IT’S funny, when celebrities say things we agree with, they’re important ambassadors or respected voices, shining a spotlight on an issue we think needs more attention.

As soon as they venture off script, everyone clutches their pearls and starts a hashtag.

The question is: What were we all expecting?

I don’t know about you, but I never really thought of Sonia Kruger — a reality TV host previously best known for her ability to look good in a tropical fruit bikini — as an expert in immigration policy.

I never once wondered about her opinions on Australia’s foreign affairs.

And whatever those opinions happened to be, I certainly never thought of them as being of critical importance to national debate.

And yet here we are, clutching our pearls and hashtagging all over the place because Sonia Kruger said something stupid on television.

And yes, it was stupid.

I’m sure Sonia Kruger is not stupid. Her long and varied showbiz career proves she is likely a very intelligent businesswoman. There is a lot to admire about her.

But she was given a national TV platform to comment on an extremely complex sociopolitical topic, about which she has no more informed opinion than the average person on the street, at a time when tensions are running high.

She is not a diplomat. She is not an academic. She is not a seasoned political journalist or foreign correspondent.

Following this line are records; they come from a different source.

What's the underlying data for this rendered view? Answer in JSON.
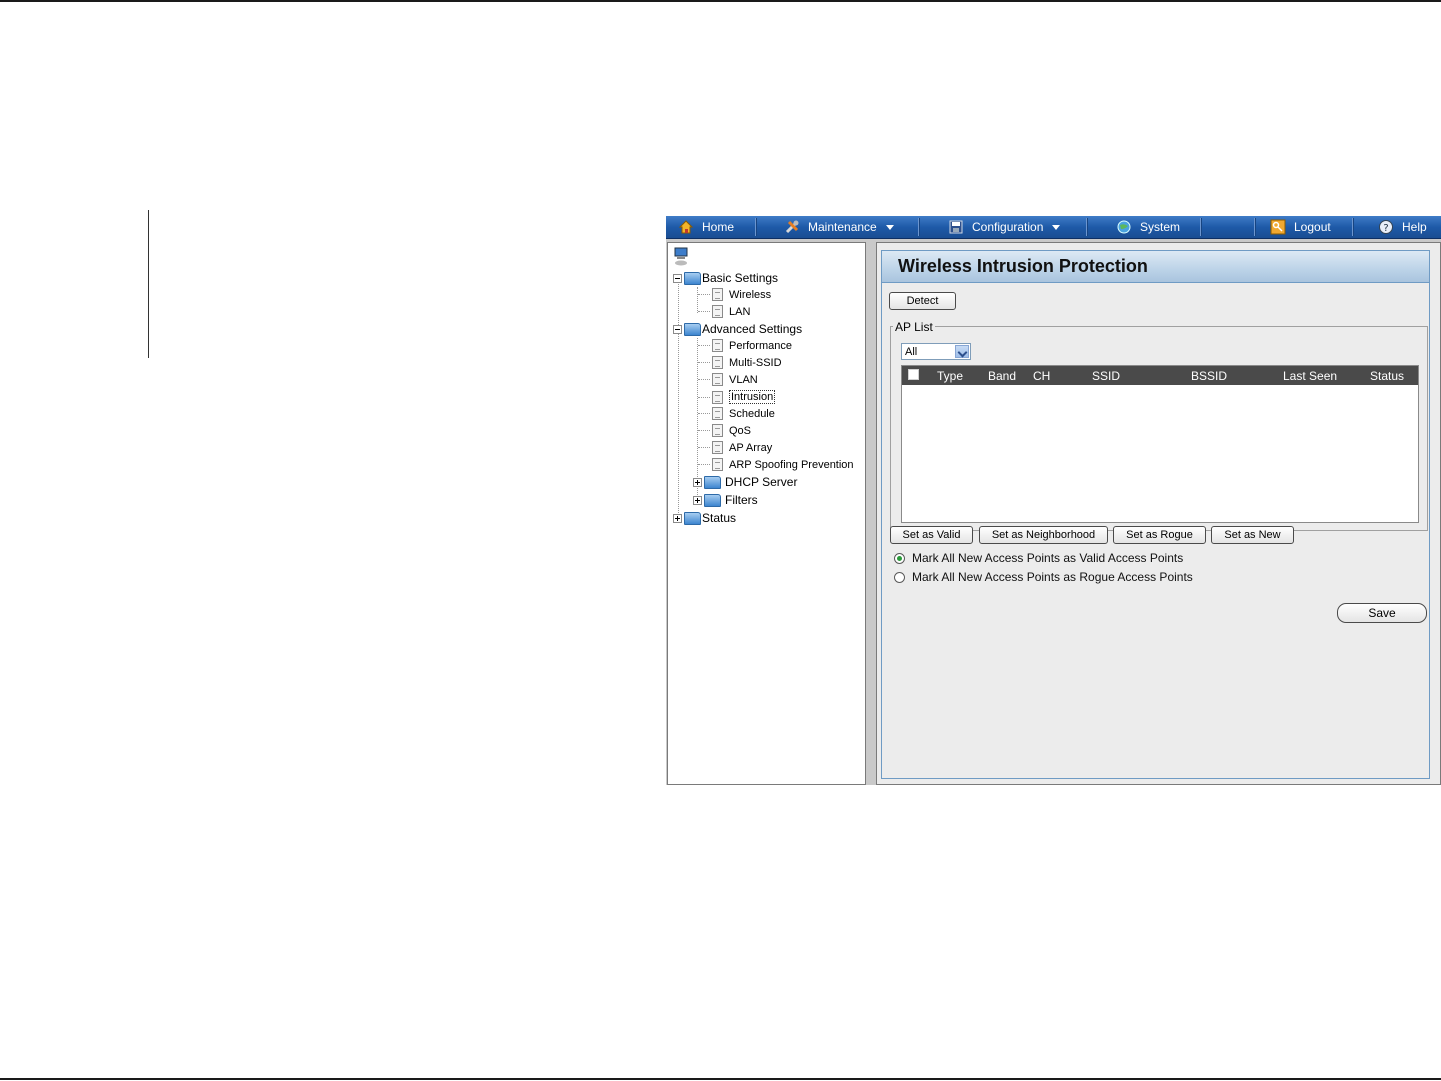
{
  "menu": {
    "home": "Home",
    "maintenance": "Maintenance",
    "configuration": "Configuration",
    "system": "System",
    "logout": "Logout",
    "help": "Help"
  },
  "tree": {
    "basic_settings": "Basic Settings",
    "wireless": "Wireless",
    "lan": "LAN",
    "advanced_settings": "Advanced Settings",
    "performance": "Performance",
    "multi_ssid": "Multi-SSID",
    "vlan": "VLAN",
    "intrusion": "Intrusion",
    "schedule": "Schedule",
    "qos": "QoS",
    "ap_array": "AP Array",
    "arp_spoofing": "ARP Spoofing Prevention",
    "dhcp_server": "DHCP Server",
    "filters": "Filters",
    "status": "Status"
  },
  "panel": {
    "title": "Wireless Intrusion Protection",
    "detect": "Detect",
    "ap_list_legend": "AP List",
    "filter_value": "All",
    "columns": [
      "Type",
      "Band",
      "CH",
      "SSID",
      "BSSID",
      "Last Seen",
      "Status"
    ],
    "buttons": {
      "set_valid": "Set as Valid",
      "set_neighborhood": "Set as Neighborhood",
      "set_rogue": "Set as Rogue",
      "set_new": "Set as New"
    },
    "radio_valid": "Mark All New Access Points as Valid Access Points",
    "radio_rogue": "Mark All New Access Points as Rogue Access Points",
    "save": "Save"
  }
}
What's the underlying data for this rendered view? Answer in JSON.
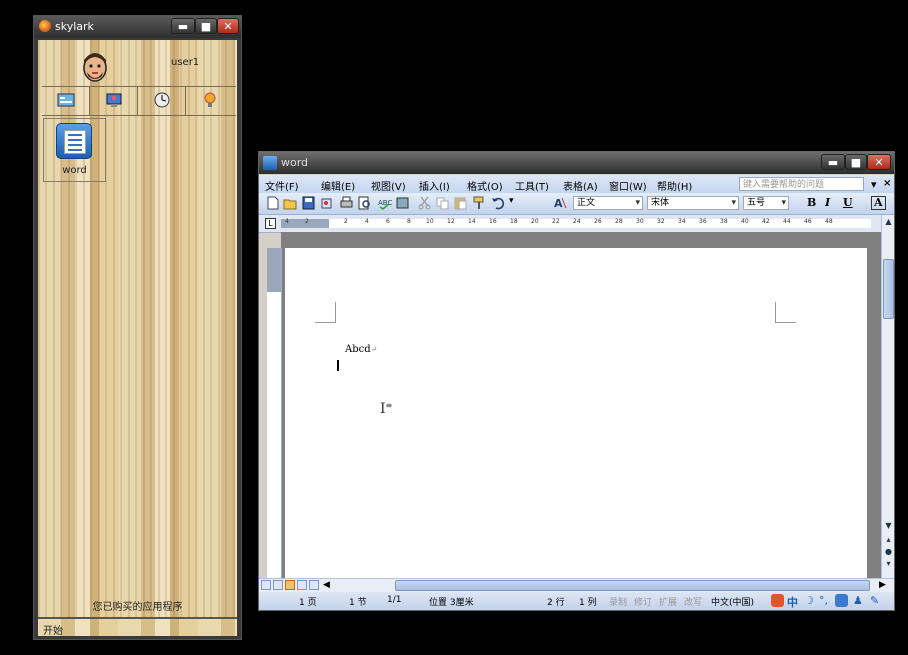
{
  "skylark": {
    "title": "skylark",
    "window_controls": {
      "min": "▬",
      "max": "■",
      "close": "✕"
    },
    "user": {
      "name": "user1"
    },
    "tabs": [
      "apps-tab",
      "desktop-tab",
      "clock-tab",
      "settings-tab"
    ],
    "apps": [
      {
        "label": "word",
        "icon": "word-icon"
      }
    ],
    "purchased_label": "您已购买的应用程序",
    "start_label": "开始"
  },
  "word": {
    "title": "word",
    "window_controls": {
      "min": "▬",
      "max": "■",
      "close": "✕"
    },
    "menu": [
      "文件(F)",
      "编辑(E)",
      "视图(V)",
      "插入(I)",
      "格式(O)",
      "工具(T)",
      "表格(A)",
      "窗口(W)",
      "帮助(H)"
    ],
    "help_placeholder": "键入需要帮助的问题",
    "menu_close": "×",
    "style_combo": "正文",
    "font_combo": "宋体",
    "size_combo": "五号",
    "format_buttons": {
      "bold": "B",
      "italic": "I",
      "underline": "U",
      "charborder": "A"
    },
    "ruler_ticks": [
      "4",
      "2",
      "2",
      "4",
      "6",
      "8",
      "10",
      "12",
      "14",
      "16",
      "18",
      "20",
      "22",
      "24",
      "26",
      "28",
      "30",
      "32",
      "34",
      "36",
      "38",
      "40",
      "42",
      "44",
      "46",
      "48"
    ],
    "document": {
      "line1": "Abcd",
      "paragraph_mark": "↵"
    },
    "status": {
      "page": "1 页",
      "section": "1 节",
      "pages": "1/1",
      "position": "位置 3厘米",
      "line": "2 行",
      "col": "1 列",
      "rec": "录制",
      "trk": "修订",
      "ext": "扩展",
      "ovr": "改写",
      "lang": "中文(中国)"
    },
    "colors": {
      "title_bar": "#2c2c2c",
      "accent": "#1e60b0",
      "ruler": "#dfe7f2"
    }
  }
}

Why do we care what Sonia Kruger thinks about immigration? Really, why should we care what anyone who isn’t fully informed on the issue, or involved in it directly, has to say?

I care what immigration minister Peter Dutton thinks about immigration. I care what Prime Minister Malcolm Turnbull thinks about immigration. I care what asylum seeker support centres and aid workers think about immigration. I care what immigrants think about immigration.

For all I care about Sonia Kruger’s thoughts on Muslims, I might as well ask a post box for its opinion.

I’m not saying Kruger isn’t entitled to her opinion. I’m saying the only reason that opinion made national headlines is because everyone was mildly surprised to discover Tina Sparkle had thoughts on foreign policy.

A disproportionate amount of airtime and newsprint has been wasted over the last week dissecting Kruger’s words: whether she’s right, whether she’s wrong, whether she’s racist or whether she’s just “scared”, as The Project host Waleed Aly put it.

Unsurprisingly, this is a discussion that has ultimately gotten us no further in finding a resolution to looming sociopolitical unrest.

Perhaps giving uninformed, “scared” people a national media platform to spout their views on sensitive topics they know little about isn’t actually helpful. Perhaps we don’t need reality TV hosts directing debate on complex political issues.

Kruger says her stance on banning Muslims was provoked by a photo of a child victim of the Nice terror attack, lying on the ground covered in a plastic sheet with a doll lying beside her.

I know how she feels. I remember a similar photo, of three-year-old Syrian boy Aylan Kurdi, his lifeless body washed up on the beach in Turkey after his family’s failed attempt to escape the relentless bombing and gunfire in their home country.

He died with his five-year-old brother, Galip, and mother, Rehan. They were trying to get to their relatives in Canada on a leaky boat, after the country rejected their formal asylum application.

Immigration, war, refugees, Islam, terrorism — they’re all highly complex, intertwined issues with no clear resolution.

We don’t need hashtags or celebrity “feel-pinions”. We need informed discussion.